The organizations should fulfill all the criteria to provide all the facilities for good laboratory practice. The personnel should have enough knowledge about the principles and working of the practices. In the elements of GLP, SOP is an important part of quality assurance. To maintain the productivity of the result, a well-documented SOP is required; moreover, the person should have complete information mentioned in SOPs. SOPs define the complete process flow and work steps that help to achieve accurate and precise results. Validated modern equipments and adequate facilities should be provided by the organization to maintain good practice in the laboratory. The complete specifications and storage of reagents and materials should be provided. A laboratory should have the proper test procedures (physical, chemical, and biological) and characterized data for both the test and reference materials.

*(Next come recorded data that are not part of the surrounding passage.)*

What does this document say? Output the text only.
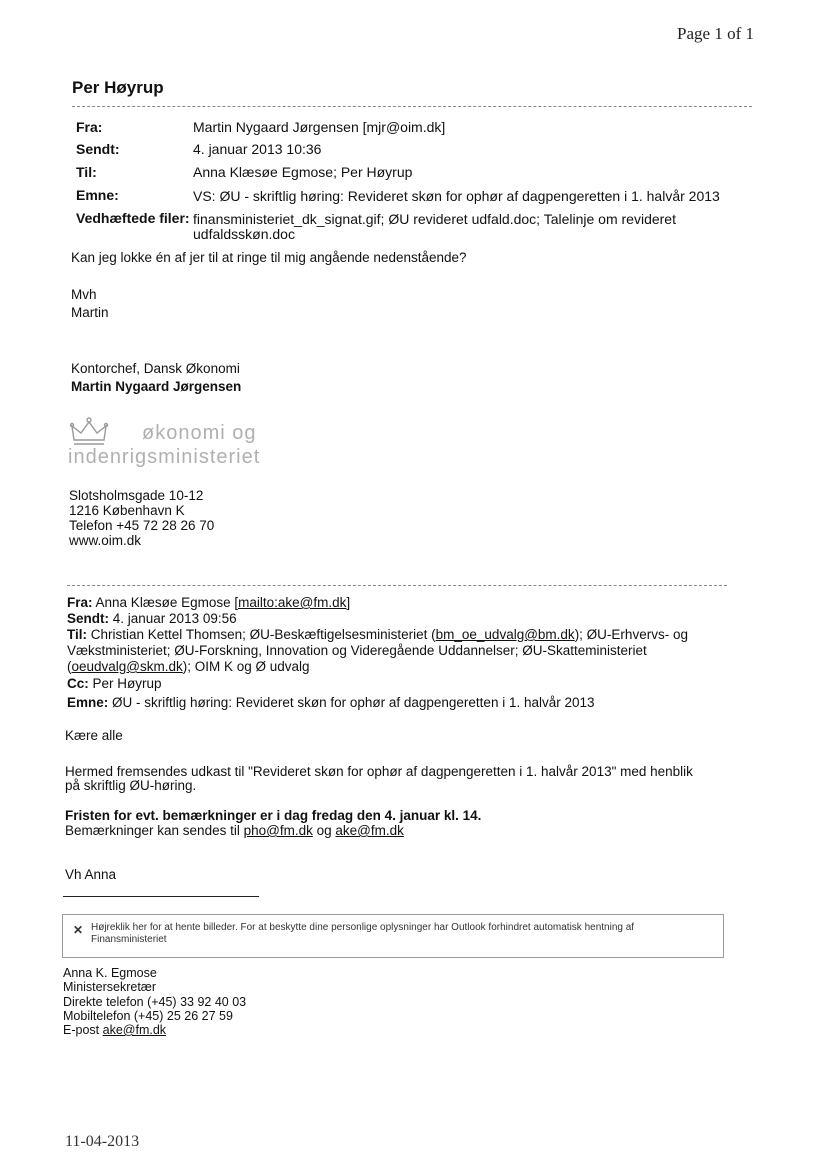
Page 1 of 1
Per Høyrup
Fra:	Martin Nygaard Jørgensen [mjr@oim.dk]
Sendt:	4. januar 2013 10:36
Til:	Anna Klæsøe Egmose; Per Høyrup
Emne:	VS: ØU - skriftlig høring: Revideret skøn for ophør af dagpengeretten i 1. halvår 2013
Vedhæftede filer: finansministeriet_dk_signat.gif; ØU revideret udfald.doc; Talelinje om revideret
udfaldsskøn.doc
Kan jeg lokke én af jer til at ringe til mig angående nedenstående?
Mvh
Martin
Kontorchef, Dansk Økonomi
Martin Nygaard Jørgensen
økonomi og
indenrigsministeriet
Slotsholmsgade 10-12
1216 København K
Telefon +45 72 28 26 70
www.oim.dk
Fra: Anna Klæsøe Egmose [mailto:ake@fm.dk]
Sendt: 4. januar 2013 09:56
Til: Christian Kettel Thomsen; ØU-Beskæftigelsesministeriet (bm_oe_udvalg@bm.dk); ØU-Erhvervs- og
Vækstministeriet; ØU-Forskning, Innovation og Videregående Uddannelser; ØU-Skatteministeriet
(oeudvalg@skm.dk); OIM K og Ø udvalg
Cc: Per Høyrup
Emne: ØU - skriftlig høring: Revideret skøn for ophør af dagpengeretten i 1. halvår 2013
Kære alle
Hermed fremsendes udkast til "Revideret skøn for ophør af dagpengeretten i 1. halvår 2013" med henblik
på skriftlig ØU-høring.
Fristen for evt. bemærkninger er i dag fredag den 4. januar kl. 14.
Bemærkninger kan sendes til pho@fm.dk og ake@fm.dk
Vh Anna
✕ Højreklik her for at hente billeder. For at beskytte dine personlige oplysninger har Outlook forhindret automatisk hentning af
Finansministeriet
Anna K. Egmose
Ministersekretær
Direkte telefon (+45) 33 92 40 03
Mobiltelefon (+45) 25 26 27 59
E-post ake@fm.dk
11-04-2013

The quality assurance unit (QAU) bears the responsibility to assure the Good Laboratory Practice and this unit is attached with QAL and QAP. The audit of the laboratory and verification of the quality parameters are the major responsibilities of the QAU. The reported study results should be stored and retained in a well-documented manner.

Aim of GLP

1. GLP helps to reduce the number of false negatives arising from the studies. False-negative results for a toxicity study falsely intimated that the test item is not toxic, but in reality, the item is toxic.

2. GLP also helps to reduce the chance of false positives. In the case of a non-clinical safety study, the results wrongly predict that the test item is toxic when it is not.

3. GLP promotes international recognition of study data. When studies are performed according to OECD GLP principles, then the acceptability and reliability of the data are recognized at the international level by the OECD member states.